Bab 25

887 212 26
                                    

"Berkah dalem, Suster. Pagi, Pak." Pak Suparno menyapa Ishan yang memasuki gerbang sekolah bersama Irene.

Pak Suparno sibuk beramah tamah dengan siapa saja yang datang.

Pukul delapan pagi, taman kanak-kanak St. Helena mulai menampakkan geliat kehidupan. Sedikit sekali orang tua mengantarkan anak mereka mengendarai mobil. Umumnya orang tua dan anak bergandengan tangan berjalan kaki. Beberapa menggunakan sepeda motor, tapi yang paling banyak adalah sepeda. 

Eyang Josef pernah bercerita pada zaman beliau, sepeda merupakan kendaraan mewah. Rakyat jelata hanya memanfaatkan dua kaki sebagai moda transportasi. Hari ini kebalikannya terjadi. Justru bersepeda dianggap sederhana, kecuali bagi penduduk Jakarta gila flexing yang membeli sepeda roda dua seharga ratusan juta demi memenuhi ego semata agar tidak kalah gengsi dengan mobil. 

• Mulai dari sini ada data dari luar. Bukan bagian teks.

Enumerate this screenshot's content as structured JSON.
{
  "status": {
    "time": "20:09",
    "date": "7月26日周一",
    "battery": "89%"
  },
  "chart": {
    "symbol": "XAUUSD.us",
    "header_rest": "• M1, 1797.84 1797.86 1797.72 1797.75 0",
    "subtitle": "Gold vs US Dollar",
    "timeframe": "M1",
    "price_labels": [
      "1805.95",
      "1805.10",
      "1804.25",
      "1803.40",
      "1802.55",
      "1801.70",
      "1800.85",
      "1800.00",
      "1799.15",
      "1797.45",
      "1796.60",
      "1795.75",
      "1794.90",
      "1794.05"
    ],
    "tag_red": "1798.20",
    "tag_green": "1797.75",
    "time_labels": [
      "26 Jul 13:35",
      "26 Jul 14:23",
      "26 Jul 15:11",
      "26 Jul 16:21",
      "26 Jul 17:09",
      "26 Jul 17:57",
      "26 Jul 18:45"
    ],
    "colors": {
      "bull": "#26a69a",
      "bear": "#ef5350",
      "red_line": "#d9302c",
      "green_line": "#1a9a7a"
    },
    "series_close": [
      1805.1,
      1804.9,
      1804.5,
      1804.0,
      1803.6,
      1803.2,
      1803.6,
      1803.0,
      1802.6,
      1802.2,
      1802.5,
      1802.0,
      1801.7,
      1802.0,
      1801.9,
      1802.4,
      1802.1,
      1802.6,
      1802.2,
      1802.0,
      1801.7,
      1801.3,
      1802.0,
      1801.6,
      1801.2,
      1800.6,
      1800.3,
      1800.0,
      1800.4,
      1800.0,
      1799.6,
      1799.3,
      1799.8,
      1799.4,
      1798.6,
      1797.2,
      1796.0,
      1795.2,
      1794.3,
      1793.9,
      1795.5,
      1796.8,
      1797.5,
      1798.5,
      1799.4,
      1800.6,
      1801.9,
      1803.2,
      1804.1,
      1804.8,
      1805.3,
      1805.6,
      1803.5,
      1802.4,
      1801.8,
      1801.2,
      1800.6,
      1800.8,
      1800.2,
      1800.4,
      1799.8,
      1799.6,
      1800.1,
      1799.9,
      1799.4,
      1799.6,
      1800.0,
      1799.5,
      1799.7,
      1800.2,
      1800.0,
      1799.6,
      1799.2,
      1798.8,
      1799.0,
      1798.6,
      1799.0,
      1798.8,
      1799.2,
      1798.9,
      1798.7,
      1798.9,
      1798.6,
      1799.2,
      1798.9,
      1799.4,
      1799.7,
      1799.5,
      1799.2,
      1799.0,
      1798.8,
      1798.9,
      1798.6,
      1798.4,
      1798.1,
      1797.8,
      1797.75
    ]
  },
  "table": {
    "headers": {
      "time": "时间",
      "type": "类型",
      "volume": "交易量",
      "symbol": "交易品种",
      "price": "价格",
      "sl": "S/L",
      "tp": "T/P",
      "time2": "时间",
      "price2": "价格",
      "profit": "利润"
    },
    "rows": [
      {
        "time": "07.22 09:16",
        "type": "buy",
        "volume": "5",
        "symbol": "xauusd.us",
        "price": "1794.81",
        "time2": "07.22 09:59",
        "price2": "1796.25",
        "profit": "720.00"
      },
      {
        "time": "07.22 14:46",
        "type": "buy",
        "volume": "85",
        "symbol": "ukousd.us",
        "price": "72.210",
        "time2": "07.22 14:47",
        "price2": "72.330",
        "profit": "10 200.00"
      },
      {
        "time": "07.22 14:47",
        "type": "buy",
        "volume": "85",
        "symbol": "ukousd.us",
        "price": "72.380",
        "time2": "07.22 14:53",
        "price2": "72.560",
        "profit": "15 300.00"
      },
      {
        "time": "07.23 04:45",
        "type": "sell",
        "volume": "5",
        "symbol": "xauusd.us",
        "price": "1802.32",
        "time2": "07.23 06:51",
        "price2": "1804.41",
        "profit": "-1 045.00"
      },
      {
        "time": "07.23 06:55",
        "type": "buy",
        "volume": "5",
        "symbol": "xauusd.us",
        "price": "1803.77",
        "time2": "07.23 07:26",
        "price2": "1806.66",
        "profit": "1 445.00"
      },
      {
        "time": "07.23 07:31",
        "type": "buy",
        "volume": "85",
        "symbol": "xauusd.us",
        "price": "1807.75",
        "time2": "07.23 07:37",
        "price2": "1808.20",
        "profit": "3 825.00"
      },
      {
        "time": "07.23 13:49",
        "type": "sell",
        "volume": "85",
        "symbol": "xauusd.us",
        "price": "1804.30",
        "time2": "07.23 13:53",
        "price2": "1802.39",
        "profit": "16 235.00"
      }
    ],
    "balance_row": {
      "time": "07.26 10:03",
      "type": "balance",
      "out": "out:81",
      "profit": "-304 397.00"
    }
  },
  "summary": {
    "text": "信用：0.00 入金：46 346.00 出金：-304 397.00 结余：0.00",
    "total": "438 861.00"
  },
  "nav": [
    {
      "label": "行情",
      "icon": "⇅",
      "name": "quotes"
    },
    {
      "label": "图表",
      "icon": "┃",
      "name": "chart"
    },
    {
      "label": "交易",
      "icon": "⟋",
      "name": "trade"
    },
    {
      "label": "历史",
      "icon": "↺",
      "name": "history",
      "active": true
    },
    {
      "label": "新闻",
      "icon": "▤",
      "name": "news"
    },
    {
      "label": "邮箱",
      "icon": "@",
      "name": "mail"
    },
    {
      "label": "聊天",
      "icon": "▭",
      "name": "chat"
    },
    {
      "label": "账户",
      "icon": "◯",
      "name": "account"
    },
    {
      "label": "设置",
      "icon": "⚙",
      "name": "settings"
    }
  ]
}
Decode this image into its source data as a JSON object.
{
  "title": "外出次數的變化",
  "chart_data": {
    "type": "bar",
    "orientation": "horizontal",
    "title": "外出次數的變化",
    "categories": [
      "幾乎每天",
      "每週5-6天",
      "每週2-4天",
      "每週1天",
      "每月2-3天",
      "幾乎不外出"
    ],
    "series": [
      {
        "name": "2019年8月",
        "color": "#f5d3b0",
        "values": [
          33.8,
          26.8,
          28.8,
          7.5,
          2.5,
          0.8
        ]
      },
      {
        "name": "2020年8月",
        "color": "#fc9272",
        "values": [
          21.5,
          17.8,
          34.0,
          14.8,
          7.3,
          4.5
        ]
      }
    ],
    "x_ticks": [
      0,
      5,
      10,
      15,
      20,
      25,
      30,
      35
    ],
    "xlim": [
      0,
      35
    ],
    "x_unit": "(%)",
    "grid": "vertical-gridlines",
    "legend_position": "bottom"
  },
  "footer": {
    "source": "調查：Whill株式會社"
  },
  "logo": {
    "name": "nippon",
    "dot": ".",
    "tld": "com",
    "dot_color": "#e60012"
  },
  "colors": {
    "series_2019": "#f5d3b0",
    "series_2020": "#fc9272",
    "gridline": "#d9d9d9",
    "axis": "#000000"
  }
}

Teriakan 'Dadah Ibu', 'Dadah Bapak' dan 'Belajar yang Baik' menyesaki udara. Ceria, ada juga tampang malas-malasan seakan baru bangun tidur, tapi tidak ada yang murung kecuali Marcel. 

Andai saja Ishan dan Irene jadi menikah empat tahun lalu, dua tahun lagi kemungkinan akan mengalami hal yang sama dengan para orang tua itu, mengantar anak masuk ke playgroup atau TK.

Cukup mengkhayalnya. Ishan dengan kejam membunuh imaji dalam kepalanya. Buat apa menginginkan hal yang tidak akan pernah terjadi? Buang-buang waktu saja. Lebih baik fokus dengan apa yang dihadapi daripada bermimpi mengulang waktu. 

"Pak Suparno bekerja juga di sini," ucap Ishan.

"Menggantikan Pak Sumarso, satpam lama, sering sakit belakangan ini. Maklum sudah sepuh."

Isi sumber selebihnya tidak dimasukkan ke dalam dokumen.